I'm Bored. Really.

I'm bored. My moods never reached a potential high these days. Even the nearing outing failed to excite me. TV shows become very cliche. The stifling afternoons just make me stare at something for hours. Or if not, I sleep.

I'm bored. More than half of every day is devoted to sleeping. I sleep to much that sometimes I find it hard to label a memory as something from a dream or reality. I sleep too much that my eyes hurt almost every time. Too much that I can't think clearly - especially in chess.

I'm bored. I play chess with my younger brother almost every time he comes back from school. And I lose almost every time too. I almost always play chess with him when I'm not sleeping. I play a lot that I see knights and bishops whenever I take a bath.

I'm bored. I take a bath two times a day. I'm always clean. But my pimples are still at their golden times.
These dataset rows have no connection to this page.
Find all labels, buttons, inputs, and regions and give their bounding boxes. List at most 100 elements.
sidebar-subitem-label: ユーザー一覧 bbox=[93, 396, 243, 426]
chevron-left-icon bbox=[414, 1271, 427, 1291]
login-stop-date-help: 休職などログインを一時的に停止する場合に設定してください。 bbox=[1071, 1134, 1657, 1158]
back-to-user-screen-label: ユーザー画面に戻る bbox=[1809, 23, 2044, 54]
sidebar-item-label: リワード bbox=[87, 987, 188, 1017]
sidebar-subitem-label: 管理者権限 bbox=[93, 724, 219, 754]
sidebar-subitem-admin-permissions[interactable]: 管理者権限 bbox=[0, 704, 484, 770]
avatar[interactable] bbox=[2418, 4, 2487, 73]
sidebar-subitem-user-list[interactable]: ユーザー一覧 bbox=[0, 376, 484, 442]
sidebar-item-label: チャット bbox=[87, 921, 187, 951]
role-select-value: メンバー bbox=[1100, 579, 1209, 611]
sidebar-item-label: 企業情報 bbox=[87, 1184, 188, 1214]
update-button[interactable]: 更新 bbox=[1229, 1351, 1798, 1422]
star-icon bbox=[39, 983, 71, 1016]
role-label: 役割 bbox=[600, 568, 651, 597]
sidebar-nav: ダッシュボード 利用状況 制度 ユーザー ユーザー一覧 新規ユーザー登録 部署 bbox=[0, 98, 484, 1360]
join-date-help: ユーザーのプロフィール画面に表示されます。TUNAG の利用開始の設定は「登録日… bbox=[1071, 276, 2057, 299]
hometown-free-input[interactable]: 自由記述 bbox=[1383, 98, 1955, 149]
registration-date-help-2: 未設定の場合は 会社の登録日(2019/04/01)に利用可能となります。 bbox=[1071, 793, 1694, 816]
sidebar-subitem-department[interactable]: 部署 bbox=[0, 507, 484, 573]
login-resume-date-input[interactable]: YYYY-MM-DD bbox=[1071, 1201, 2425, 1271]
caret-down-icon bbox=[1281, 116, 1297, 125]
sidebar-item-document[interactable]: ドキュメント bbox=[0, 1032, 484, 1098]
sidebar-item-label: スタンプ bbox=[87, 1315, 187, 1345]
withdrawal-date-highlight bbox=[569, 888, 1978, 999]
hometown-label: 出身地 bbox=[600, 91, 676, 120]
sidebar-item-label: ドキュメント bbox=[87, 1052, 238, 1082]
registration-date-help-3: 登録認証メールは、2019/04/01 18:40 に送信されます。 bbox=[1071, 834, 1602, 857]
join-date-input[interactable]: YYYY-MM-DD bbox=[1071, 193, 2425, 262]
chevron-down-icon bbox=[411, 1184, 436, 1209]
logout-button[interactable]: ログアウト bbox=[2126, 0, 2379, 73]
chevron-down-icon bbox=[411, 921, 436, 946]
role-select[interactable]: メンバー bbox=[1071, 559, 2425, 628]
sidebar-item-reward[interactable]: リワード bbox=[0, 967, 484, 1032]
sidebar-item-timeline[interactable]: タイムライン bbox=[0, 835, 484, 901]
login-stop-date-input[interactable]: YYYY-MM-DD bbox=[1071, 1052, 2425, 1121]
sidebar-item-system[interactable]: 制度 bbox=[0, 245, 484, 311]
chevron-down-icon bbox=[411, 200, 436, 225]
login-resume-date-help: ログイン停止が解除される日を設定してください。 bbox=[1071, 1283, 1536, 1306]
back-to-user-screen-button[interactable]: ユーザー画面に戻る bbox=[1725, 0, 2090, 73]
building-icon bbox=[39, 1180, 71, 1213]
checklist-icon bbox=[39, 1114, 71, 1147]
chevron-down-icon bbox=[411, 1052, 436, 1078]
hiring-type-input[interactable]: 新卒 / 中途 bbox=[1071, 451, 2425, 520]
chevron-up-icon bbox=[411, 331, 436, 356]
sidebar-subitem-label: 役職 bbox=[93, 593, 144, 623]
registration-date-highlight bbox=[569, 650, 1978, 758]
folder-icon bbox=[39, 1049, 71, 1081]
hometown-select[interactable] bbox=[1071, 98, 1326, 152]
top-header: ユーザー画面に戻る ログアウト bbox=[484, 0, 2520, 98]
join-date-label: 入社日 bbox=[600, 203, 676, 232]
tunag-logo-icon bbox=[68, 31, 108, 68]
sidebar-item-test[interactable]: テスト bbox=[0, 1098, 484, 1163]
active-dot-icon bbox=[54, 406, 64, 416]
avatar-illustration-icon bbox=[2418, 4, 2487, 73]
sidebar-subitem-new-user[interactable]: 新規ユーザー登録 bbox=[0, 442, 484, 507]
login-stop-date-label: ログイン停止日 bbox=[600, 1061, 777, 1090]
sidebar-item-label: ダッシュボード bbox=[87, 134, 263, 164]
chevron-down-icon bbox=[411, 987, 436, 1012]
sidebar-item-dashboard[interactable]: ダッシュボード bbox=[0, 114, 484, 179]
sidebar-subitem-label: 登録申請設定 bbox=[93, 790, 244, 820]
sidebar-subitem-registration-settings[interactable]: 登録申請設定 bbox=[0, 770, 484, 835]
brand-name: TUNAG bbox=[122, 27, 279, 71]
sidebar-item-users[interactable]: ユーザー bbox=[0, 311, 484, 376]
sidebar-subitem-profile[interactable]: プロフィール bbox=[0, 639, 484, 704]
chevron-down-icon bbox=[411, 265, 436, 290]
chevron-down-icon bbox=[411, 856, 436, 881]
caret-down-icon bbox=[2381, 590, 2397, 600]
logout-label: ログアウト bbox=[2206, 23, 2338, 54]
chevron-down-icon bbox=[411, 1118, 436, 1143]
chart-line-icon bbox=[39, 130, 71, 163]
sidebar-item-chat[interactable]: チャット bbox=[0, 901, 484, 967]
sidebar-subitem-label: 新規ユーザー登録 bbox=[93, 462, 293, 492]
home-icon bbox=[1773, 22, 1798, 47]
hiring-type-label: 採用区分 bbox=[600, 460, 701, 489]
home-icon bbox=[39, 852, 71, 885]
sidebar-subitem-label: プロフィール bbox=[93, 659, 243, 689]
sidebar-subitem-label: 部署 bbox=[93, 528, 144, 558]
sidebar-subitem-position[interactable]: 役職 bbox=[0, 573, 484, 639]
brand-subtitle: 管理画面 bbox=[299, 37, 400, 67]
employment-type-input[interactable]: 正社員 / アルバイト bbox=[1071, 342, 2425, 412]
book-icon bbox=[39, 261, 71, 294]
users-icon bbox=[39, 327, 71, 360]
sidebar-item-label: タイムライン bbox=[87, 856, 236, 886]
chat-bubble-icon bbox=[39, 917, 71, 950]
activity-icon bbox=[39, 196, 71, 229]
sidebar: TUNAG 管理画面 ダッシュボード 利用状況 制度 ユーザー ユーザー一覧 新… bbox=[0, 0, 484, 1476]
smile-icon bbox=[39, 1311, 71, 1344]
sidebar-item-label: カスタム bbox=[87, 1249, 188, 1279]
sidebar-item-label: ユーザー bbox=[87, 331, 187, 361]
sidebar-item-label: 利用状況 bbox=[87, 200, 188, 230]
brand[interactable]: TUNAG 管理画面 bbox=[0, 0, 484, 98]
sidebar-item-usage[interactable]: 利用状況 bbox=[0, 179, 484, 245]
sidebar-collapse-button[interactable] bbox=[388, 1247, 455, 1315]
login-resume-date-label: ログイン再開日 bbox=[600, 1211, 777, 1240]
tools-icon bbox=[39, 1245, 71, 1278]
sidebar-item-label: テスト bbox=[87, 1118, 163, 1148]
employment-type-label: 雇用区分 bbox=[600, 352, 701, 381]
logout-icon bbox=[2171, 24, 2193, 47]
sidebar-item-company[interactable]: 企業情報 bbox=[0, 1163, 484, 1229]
They're too many I now hate looking at a mirror. Sometimes I would throw away a hand mirror and be contented at looking intently at my cellphone. Hoping it will ring.

I'm bored. And I hope my phone rings more than usual. And someone will message me even the foulest of jokes or the cheesiest of quotes. And, at least, someone will remember me. Not just the usual "please pay your bills" by Sun Cellular or anything like that. I really hope people remember me.

I'm bored. I miss you. I miss you only when I'm bored. Because boredom makes me remember you. Because you're boring. I hope you know that.

And here is you chance. Excite me.

2 comments:

kimie_me said...

Ito naman, maraming pwedeng gawin! :D

leoo said...

Ewan. Siguro boredom makes you think blurry kaya wala kang maisip.